Eurozone situation has 'significantly worsened' - ECB Council member
European Central Bank governing council member Christian Noyer has said that Europe's debt crisis had significantly worsened, threatening global financial markets, however, he was confident the euro area would emerge stronger and more cohesive.
"The situation in Europe and the world has significantly worsened over the past few weeks," Noyer said at a conference in Singapore. "Market stress has intensified."
"We are now looking at a true financial crisis - that is a broad-based disruption in financial markets."
Italy's borrowing costs hit a euro lifetime high of nearly 8 percent yesterday, heaping more pressure on fractious euro zone leaders to staunch a two-year-old debt crisis that is threatening to splinter the euro zone bloc and push the world economy into a recession.

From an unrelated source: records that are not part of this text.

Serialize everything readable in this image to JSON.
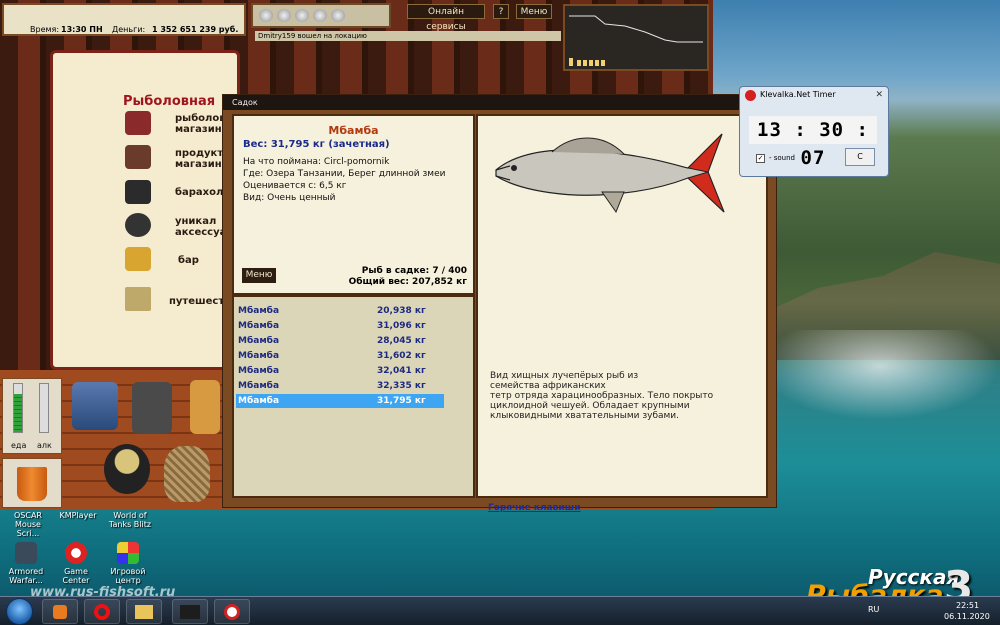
{
  "game": {
    "hud": {
      "time_label": "Время:",
      "time_value": "13:30 ПН",
      "money_label": "Деньги:",
      "money_value": "1 352 651 239 руб."
    },
    "services_button": "Онлайн сервисы",
    "help_button": "?",
    "menu_button": "Меню",
    "login_message": "Dmitry159 вошел на локацию",
    "book": {
      "title": "Рыболовная",
      "items": [
        "рыболовный\nмагазин",
        "продукто\nмагазин",
        "барахол",
        "уникал\nаксессуа",
        "бар",
        "путешест"
      ]
    },
    "inventory": {
      "food_label": "еда",
      "alcohol_label": "алк",
      "food_level_percent": 80,
      "alcohol_level_percent": 0
    }
  },
  "sadok": {
    "title": "Садок",
    "fish_name": "Мбамба",
    "weight_line": "Вес: 31,795 кг (зачетная)",
    "caught_on": "На что поймана: Circl-pomornik",
    "where": "Где: Озера Танзании, Берег длинной змеи",
    "value": "Оценивается с: 6,5 кг",
    "kind": "Вид: Очень ценный",
    "menu_button": "Меню",
    "count_line": "Рыб в садке: 7 / 400",
    "total_weight_line": "Общий вес: 207,852 кг",
    "list": [
      {
        "name": "Мбамба",
        "weight": "20,938 кг"
      },
      {
        "name": "Мбамба",
        "weight": "31,096 кг"
      },
      {
        "name": "Мбамба",
        "weight": "28,045 кг"
      },
      {
        "name": "Мбамба",
        "weight": "31,602 кг"
      },
      {
        "name": "Мбамба",
        "weight": "32,041 кг"
      },
      {
        "name": "Мбамба",
        "weight": "32,335 кг"
      },
      {
        "name": "Мбамба",
        "weight": "31,795 кг"
      }
    ],
    "description": "Вид хищных лучепёрых рыб из\nсемейства африканских\nтетр отряда харацинообразных. Тело покрыто\nциклоидной чешуей. Обладает крупными\nклыковидными хватательными зубами.",
    "hotkeys_link": "Горячие клавиши"
  },
  "timer": {
    "title": "Klevalka.Net Timer",
    "close": "✕",
    "time": "13 : 30 : 07",
    "sound_check": "✓",
    "sound_label": "- sound",
    "c_button": "C"
  },
  "desktop": {
    "icons": [
      {
        "label": "OSCAR\nMouse Scri..."
      },
      {
        "label": "KMPlayer"
      },
      {
        "label": "World of\nTanks Blitz"
      },
      {
        "label": "Armored\nWarfar..."
      },
      {
        "label": "Game Center"
      },
      {
        "label": "Игровой\nцентр"
      }
    ],
    "watermark": "www.rus-fishsoft.ru",
    "brand_line1": "Русская",
    "brand_line2": "Рыбалка",
    "brand_num": "3"
  },
  "taskbar": {
    "lang": "RU",
    "clock": "22:51",
    "date": "06.11.2020"
  },
  "colors": {
    "selected_row": "#3da5f1",
    "fish_name": "#b33a10",
    "weight_text": "#1a2a8a"
  }
}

"In a period of intense market disruption, it is essential to ensure that the monetary policy transmission mechanism actually works. This may involve temporary and exceptional interventions on those market segments where dysfunctions are most apparent," Noyer said.
He did not elaborate on the remarks.
"The essential weakness of Europe does not primarily lie in the fragility of any of its components," Noyer said. "Europe's fragility comes from its difficulty to organise and manage in times of crisis the complex interactions occurring at the heart of its financial system."

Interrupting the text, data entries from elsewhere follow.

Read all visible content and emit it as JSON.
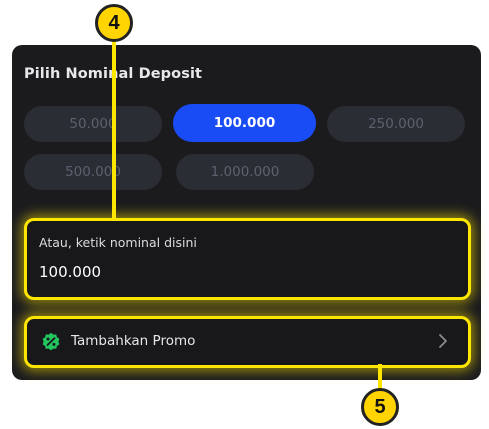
{
  "deposit": {
    "title": "Pilih Nominal Deposit",
    "options": [
      {
        "label": "50.000",
        "selected": false
      },
      {
        "label": "100.000",
        "selected": true
      },
      {
        "label": "250.000",
        "selected": false
      },
      {
        "label": "500.000",
        "selected": false
      },
      {
        "label": "1.000.000",
        "selected": false
      }
    ]
  },
  "custom_input": {
    "label": "Atau, ketik nominal disini",
    "value": "100.000"
  },
  "promo": {
    "label": "Tambahkan Promo",
    "icon": "percent-badge-icon",
    "chevron_icon": "chevron-right-icon"
  },
  "annotations": [
    {
      "number": "4"
    },
    {
      "number": "5"
    }
  ],
  "colors": {
    "background": "#1b1b1e",
    "chip": "#2a2d34",
    "selected_chip": "#1a4cf5",
    "highlight": "#ffe600",
    "promo_icon": "#22c55e"
  }
}
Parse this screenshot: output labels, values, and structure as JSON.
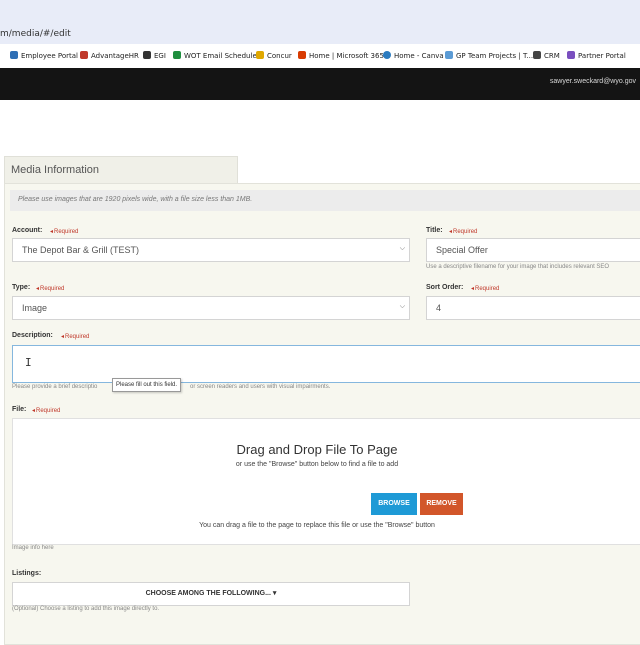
{
  "browser": {
    "url": "m/media/#/edit",
    "bookmarks": [
      {
        "label": "Employee Portal",
        "icon": "portal-icon",
        "color": "#2f6fb5"
      },
      {
        "label": "AdvantageHR",
        "icon": "advantagehr-icon",
        "color": "#c0392b"
      },
      {
        "label": "EGI",
        "icon": "egi-icon",
        "color": "#333333"
      },
      {
        "label": "WOT Email Schedule",
        "icon": "sheets-icon",
        "color": "#1e8e3e"
      },
      {
        "label": "Concur",
        "icon": "concur-icon",
        "color": "#e0a800"
      },
      {
        "label": "Home | Microsoft 365",
        "icon": "microsoft-icon",
        "color": "#d83b01"
      },
      {
        "label": "Home - Canva",
        "icon": "canva-icon",
        "color": "#2b7bbf"
      },
      {
        "label": "GP Team Projects | T...",
        "icon": "team-icon",
        "color": "#5b9bd5"
      },
      {
        "label": "CRM",
        "icon": "crm-icon",
        "color": "#444444"
      },
      {
        "label": "Partner Portal",
        "icon": "partner-icon",
        "color": "#7a4fbf"
      }
    ]
  },
  "header": {
    "user_email": "sawyer.sweckard@wyo.gov"
  },
  "panel": {
    "tab_label": "Media Information",
    "notice": "Please use images that are 1920 pixels wide, with a file size less than 1MB."
  },
  "form": {
    "required_label": "Required",
    "account": {
      "label": "Account:",
      "value": "The Depot Bar & Grill (TEST)"
    },
    "title": {
      "label": "Title:",
      "value": "Special Offer",
      "hint": "Use a descriptive filename for your image that includes relevant SEO"
    },
    "type": {
      "label": "Type:",
      "value": "Image"
    },
    "sort_order": {
      "label": "Sort Order:",
      "value": "4"
    },
    "description": {
      "label": "Description:",
      "value": "",
      "hint_start": "Please provide a brief descriptio",
      "hint_end": "or screen readers and users with visual impairments.",
      "tooltip": "Please fill out this field."
    },
    "file": {
      "label": "File:",
      "dropzone_title": "Drag and Drop File To Page",
      "dropzone_subtitle": "or use the \"Browse\" button below to find a file to add",
      "browse_label": "BROWSE",
      "remove_label": "REMOVE",
      "dropzone_footer": "You can drag a file to the page to replace this file or use the \"Browse\" button",
      "image_info": "Image info here"
    },
    "listings": {
      "label": "Listings:",
      "select_value": "CHOOSE AMONG THE FOLLOWING...",
      "hint": "(Optional) Choose a listing to add this image directly to."
    }
  },
  "colors": {
    "browse": "#1e9ad6",
    "remove": "#d2562a",
    "app_bar": "#141414",
    "required": "#c0392b"
  }
}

"It is essential to stabilise European bond markets. We have to recognise that the necessary degree of fiscal adjustment is heavily dependent on the level of market confidence."
European banks have been hoarding cash instead of lending for fear of one another's exposure to euro zone debt, adding to strains in the financial system. The cost for European banks to swap euros into dollars is edging closer to levels last seen at the height of the global financial crisis in 2008.